The Ebola outbreak caused by the Bundibugyo strain in eastern Congo has grown to 746 suspected cases and 176 deaths, the World Health Organization said in its update issued late on Thursday, a sharp escalation since the agency declared a Public Health Emergency of International Concern on May 17. Eighty-five of those cases have been laboratory-confirmed, including two in Uganda; ten deaths among confirmed cases have been recorded so far.

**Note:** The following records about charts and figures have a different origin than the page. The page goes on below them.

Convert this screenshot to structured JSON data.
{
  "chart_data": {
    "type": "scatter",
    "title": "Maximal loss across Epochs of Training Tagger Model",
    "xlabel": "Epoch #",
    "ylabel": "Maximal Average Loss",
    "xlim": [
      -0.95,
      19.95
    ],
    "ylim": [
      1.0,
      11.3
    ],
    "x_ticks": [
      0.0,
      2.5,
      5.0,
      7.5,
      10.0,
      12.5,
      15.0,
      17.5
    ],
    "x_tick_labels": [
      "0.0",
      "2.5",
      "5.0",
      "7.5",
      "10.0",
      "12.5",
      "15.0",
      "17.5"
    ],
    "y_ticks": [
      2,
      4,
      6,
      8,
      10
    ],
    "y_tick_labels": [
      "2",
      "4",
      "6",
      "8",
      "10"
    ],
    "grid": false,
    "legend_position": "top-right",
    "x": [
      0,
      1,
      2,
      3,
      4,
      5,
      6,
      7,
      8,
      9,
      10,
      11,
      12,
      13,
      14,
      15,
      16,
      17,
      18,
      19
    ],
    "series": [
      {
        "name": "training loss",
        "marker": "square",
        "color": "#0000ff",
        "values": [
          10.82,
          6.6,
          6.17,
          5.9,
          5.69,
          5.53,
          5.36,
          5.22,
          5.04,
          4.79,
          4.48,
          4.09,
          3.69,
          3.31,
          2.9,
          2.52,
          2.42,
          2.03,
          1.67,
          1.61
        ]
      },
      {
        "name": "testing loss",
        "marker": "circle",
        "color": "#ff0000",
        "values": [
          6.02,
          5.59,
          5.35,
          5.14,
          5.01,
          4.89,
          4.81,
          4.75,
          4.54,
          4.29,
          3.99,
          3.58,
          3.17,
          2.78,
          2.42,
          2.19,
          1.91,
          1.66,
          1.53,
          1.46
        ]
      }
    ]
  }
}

Most of the transmission is concentrated in three eastern Congolese provinces — Ituri, North Kivu and South Kivu — where active armed conflict and the displacement of more than a million people are complicating contact tracing and isolation. WHO emergencies director Mike Ryan said in a briefing on Wednesday that the response was operating "at maybe half the capacity" of the agency’s 2018-2020 deployment in the same region.

Uganda’s health ministry confirmed last week that two travellers who arrived in Kampala from the DRC tested positive on May 15 and 16. Contact tracing identified more than 280 people so far, and Ugandan authorities have set up isolation units at Mulago National Referral Hospital, Entebbe International Airport and three border posts including Mpondwe in the west.

Unlike the Zaire strain of Ebola, the Bundibugyo virus currently has no approved vaccine and no targeted therapeutics. Standard clinical management — fluid replacement, treatment of secondary infections, and barrier nursing — remains the only option for confirmed cases. WHO said it is accelerating discussions with manufacturers on cross-protection from existing Zaire-strain vaccines and on emergency-use authorisation for monoclonal antibody candidates that have shown laboratory activity against Bundibugyo.

The United States, which has provided most of the rapid-response funding for past outbreaks in the region, has so far committed $42 million in supplemental support through USAID and the CDC. The US Embassy in Kampala said in a notice on Saturday that Americans in Uganda should expect enhanced screening on departure and that consular operations would be limited if cases were detected among diplomatic staff.

Travel and trade impacts have been modest but rising. Kenya Airways and Ethiopian Airlines have introduced symptom screening on flights originating in Kinshasa and Kigali; the African Union’s health agency Africa CDC has dispatched 60 epidemiologists to support the response. Neighbouring Rwanda and South Sudan have not reported confirmed cases but have raised their alert level.

WHO director-general Tedros Adhanom Ghebreyesus is scheduled to visit Kinshasa and Kampala later this week. The agency has appealed for $180 million to fund the first six months of the response, of which roughly a quarter has been pledged.